Councilman Barron is using his position as Education Committee Chair to announce two public hearings: the first, on Sept. 24, will cover the effects of the new tuition hike; the second, on Oct. 21, will consider the reinstatement of a free CUNY.

CUNY was a free educational institution for 129 years, from its founding in 1847 to 1976 when it succumbed to political pressure. Open admissions were instituted at CUNY in 1969 in response to a student demonstration against an alleged racist admissions policy.

In 1975, President Ford threatened to withhold federal funding to New York City unless free tuition and open admissions were eliminated from CUNY, complaining that one of the largest universities in the world was offering free tuition to “any high-school graduate, rich or poor, who wants to attend.”

But open admissions lasted until the Board of Trustees voted in 1998 to eliminate remedial instruction from the senior colleges and sharply curtailed it in the community colleges.

That decision was greeted by a chorus of protesters, 24 of whom were arrested, after public hearings at CUNY’s administrative headquarters had drawn outraged faculty, students and alumni to speak out. Two of the most prominent were Arthur Miller and Wendy Wasserstein, who said they would not have been able to graduate from CUNY without remedial instruction.

Most CUNY trustees were and are intimately involved with such right-wing think-tanks as the Empire Foundation, the Scaife Family Funds, the Olin Foundation and the American Enterprise Institute.

As pointed out by H. Bruce Franklin, professor of English at Rutgers University, CUNY served for over a century as “a boulevard for success” until left-wing activists, the Black Power movement and multi-cultural ideals invigorated the campuses and infuriated the power structure.

In March 1998, an Empire Foundation report was released that demanded a return to a CUNY-wide curriculum focused on Western Civilization and the elimination of such “fluff courses” as Sociology of Women, African Literature and the Third World in the Modern Era.

Tom Carroll, an officer of Change-New York (part of the Empire Foundation) explained, “Loony professors shouldn’t be able to force grievance courses like those based on racism and feminism on students.”

This past March, New York Gov. George Pataki appointed Benno Schmidt as Chair of the CUNY Board of Trustees. Schmidt has spent the last 10 years as CEO of Edison Schools, a corporation devoted to the privatization of the public school system.

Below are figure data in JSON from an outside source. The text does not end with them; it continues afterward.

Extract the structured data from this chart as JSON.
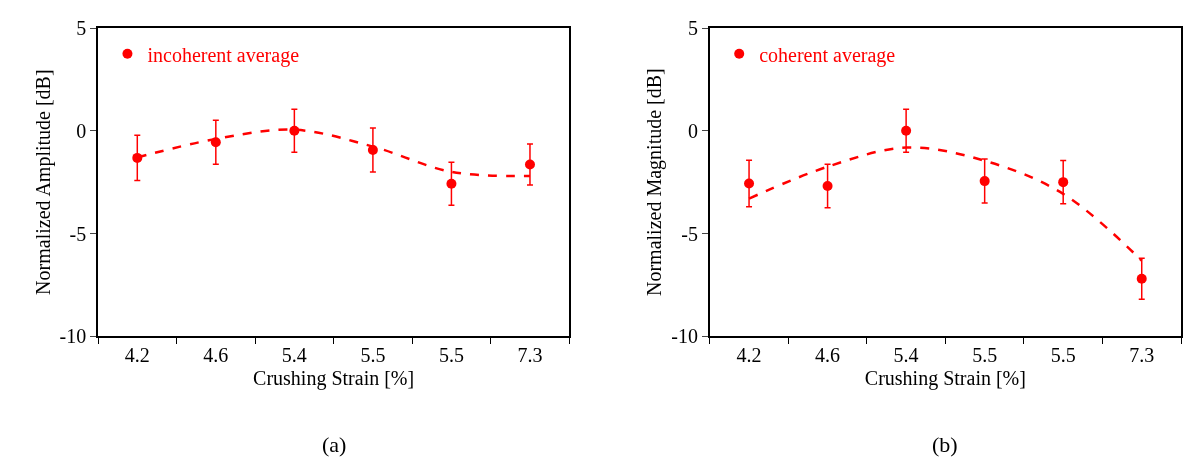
{
  "chart_data": [
    {
      "type": "scatter",
      "xlabel": "Crushing Strain [%]",
      "ylabel": "Normalized Amplitude [dB]",
      "categories": [
        "4.2",
        "4.6",
        "5.4",
        "5.5",
        "5.5",
        "7.3"
      ],
      "ylim": [
        -10,
        5
      ],
      "yticks": [
        -10,
        -5,
        0,
        5
      ],
      "legend": "top left",
      "annotations": [
        "(a)"
      ],
      "series": [
        {
          "name": "incoherent average",
          "marker": "circle",
          "color": "#ff0000",
          "values": [
            -1.32,
            -0.56,
            0,
            -0.94,
            -2.58,
            -1.64
          ],
          "errors": [
            1.1,
            1.07,
            1.05,
            1.07,
            1.05,
            1.0
          ]
        },
        {
          "type": "line",
          "line_style": "dashed",
          "marker": "none",
          "color": "#ff0000",
          "values": [
            -1.3,
            -0.4,
            0.05,
            -0.77,
            -2.0,
            -2.2
          ]
        }
      ]
    },
    {
      "type": "scatter",
      "xlabel": "Crushing Strain [%]",
      "ylabel": "Normalized Magnitude [dB]",
      "categories": [
        "4.2",
        "4.6",
        "5.4",
        "5.5",
        "5.5",
        "7.3"
      ],
      "ylim": [
        -10,
        5
      ],
      "yticks": [
        -10,
        -5,
        0,
        5
      ],
      "legend": "top left",
      "annotations": [
        "(b)"
      ],
      "series": [
        {
          "name": "coherent average",
          "marker": "circle",
          "color": "#ff0000",
          "values": [
            -2.57,
            -2.69,
            0,
            -2.45,
            -2.5,
            -7.2
          ],
          "errors": [
            1.13,
            1.06,
            1.05,
            1.07,
            1.05,
            1.0
          ]
        },
        {
          "type": "line",
          "line_style": "dashed",
          "marker": "none",
          "color": "#ff0000",
          "values": [
            -3.3,
            -1.75,
            -0.82,
            -1.46,
            -3.07,
            -6.32
          ]
        }
      ]
    }
  ]
}
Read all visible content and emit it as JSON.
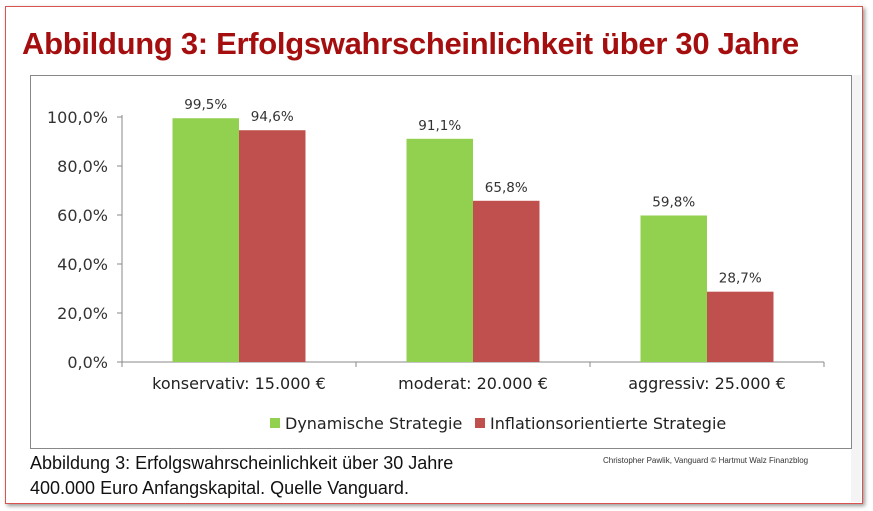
{
  "title": "Abbildung 3: Erfolgswahrscheinlichkeit über 30 Jahre",
  "caption_line1": "Abbildung 3: Erfolgswahrscheinlichkeit über 30 Jahre",
  "caption_line2": "400.000 Euro Anfangskapital. Quelle Vanguard.",
  "credit": "Christopher Pawlik, Vanguard © Hartmut  Walz Finanzblog",
  "chart_data": {
    "type": "bar",
    "categories": [
      "konservativ: 15.000 €",
      "moderat: 20.000 €",
      "aggressiv: 25.000 €"
    ],
    "series": [
      {
        "name": "Dynamische Strategie",
        "color": "#92d050",
        "values": [
          99.5,
          91.1,
          59.8
        ],
        "labels": [
          "99,5%",
          "91,1%",
          "59,8%"
        ]
      },
      {
        "name": "Inflationsorientierte Strategie",
        "color": "#c0504d",
        "values": [
          94.6,
          65.8,
          28.7
        ],
        "labels": [
          "94,6%",
          "65,8%",
          "28,7%"
        ]
      }
    ],
    "yticks": [
      0,
      20,
      40,
      60,
      80,
      100
    ],
    "ytick_labels": [
      "0,0%",
      "20,0%",
      "40,0%",
      "60,0%",
      "80,0%",
      "100,0%"
    ],
    "ylim": [
      0,
      100
    ],
    "grid": false,
    "legend": "bottom"
  }
}
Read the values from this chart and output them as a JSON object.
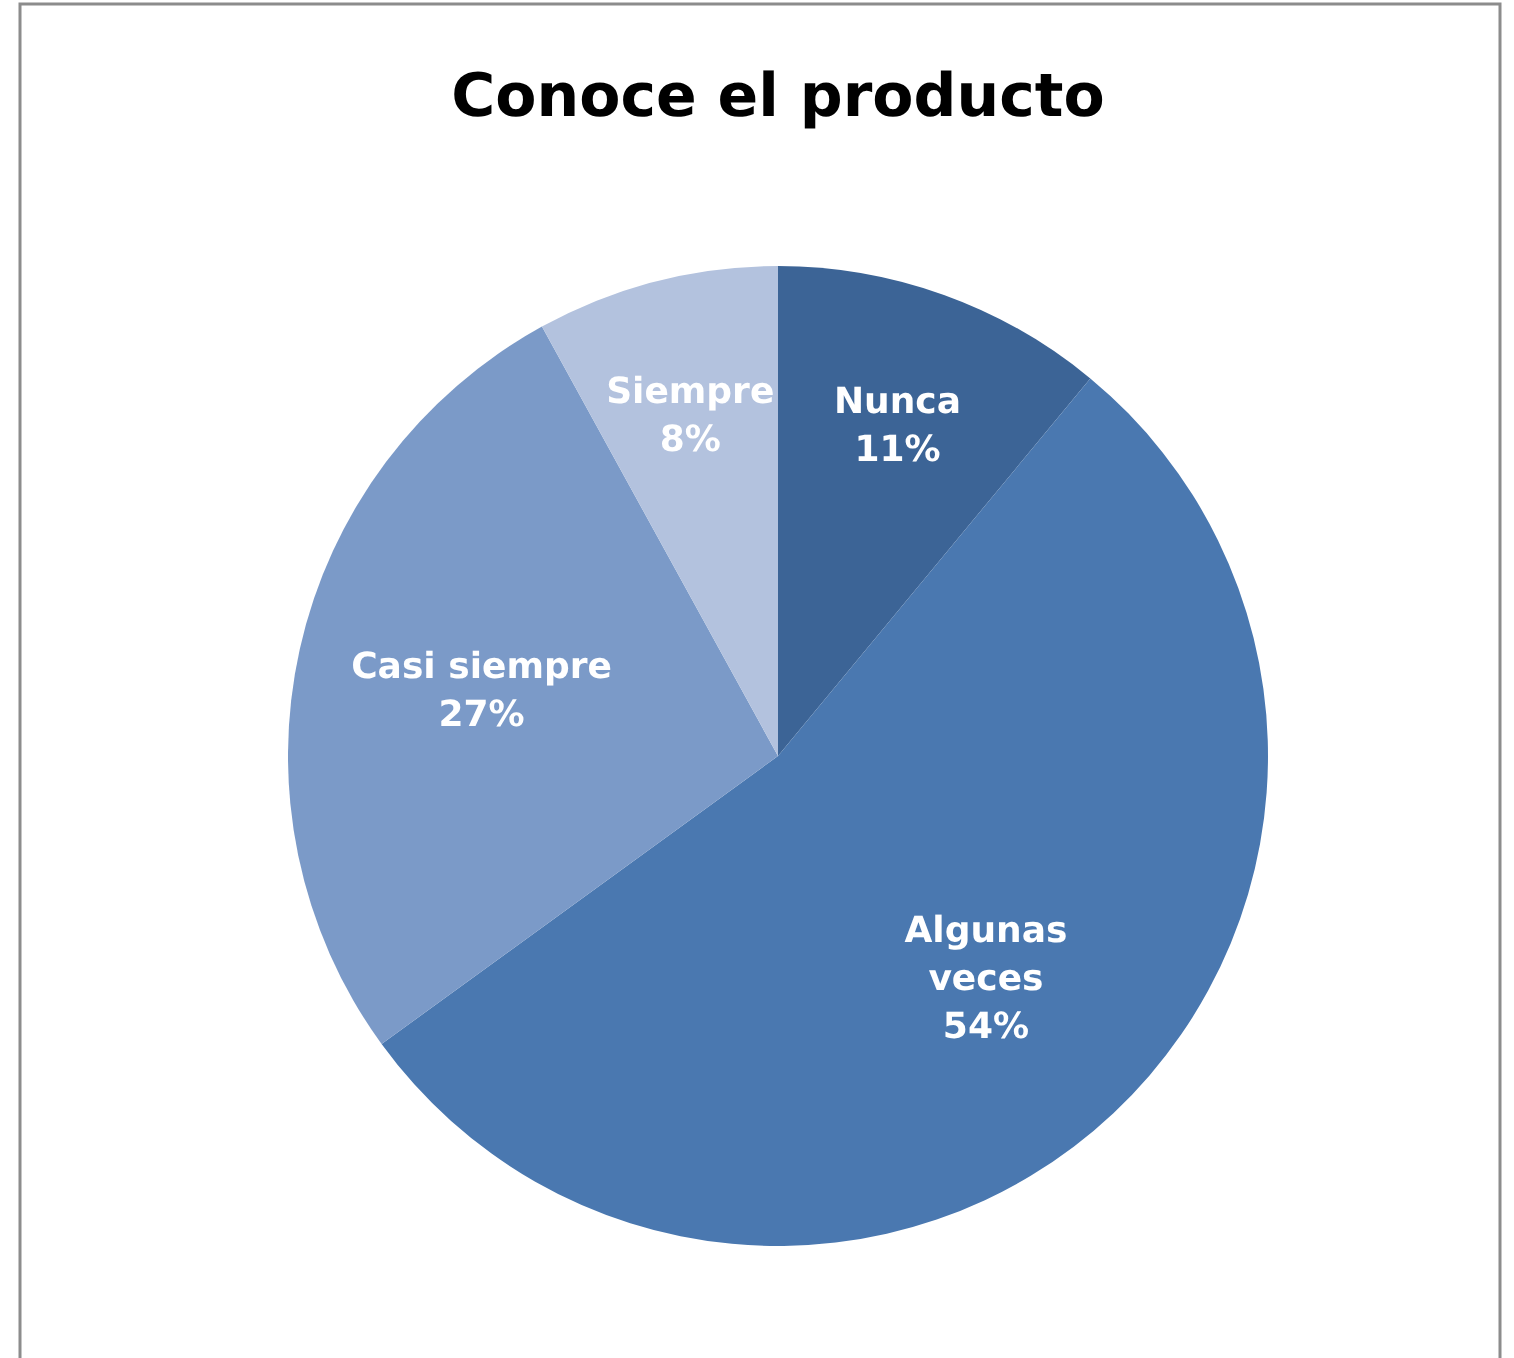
{
  "chart_data": {
    "type": "pie",
    "title": "Conoce el producto",
    "categories": [
      "Nunca",
      "Algunas veces",
      "Casi siempre",
      "Siempre"
    ],
    "values": [
      11,
      54,
      27,
      8
    ],
    "value_labels": [
      "11%",
      "54%",
      "27%",
      "8%"
    ],
    "colors": [
      "#3c6496",
      "#4a78b0",
      "#7b9ac8",
      "#b3c2de"
    ]
  }
}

The greatest obstacle to college entrance and graduation for immigrant, Hispanic, and African-American students are two CUNY-wide English tests, graded for structural correctness only, thus eliminating the need to acquire skills of intellectual inquiry.

Councilman Barron points out that linguists know there is no “bad language,” only different ones. He attributes failure of many African-American students to pass standardized English tests to disrespect for their mode of speech.

A teacher should not “correct” an African-American construction, but advise the student to translate it into standard English.

“No one advocates teaching Ebonics, but those who teach black students should be taught the history of black language and culture.”

Unfortunately, little has changed since Vice President Spiro Agnew complained three decades ago about too many black college students, and President Richard Nixon’s educational adviser, Roger Freeman, warned about “producing an educated proletariat.”

Today, President Bush opposes permitting college work to fulfill welfare requirements because it would cost “a bunch more money and some people could spend their entire five years on welfare going to college.”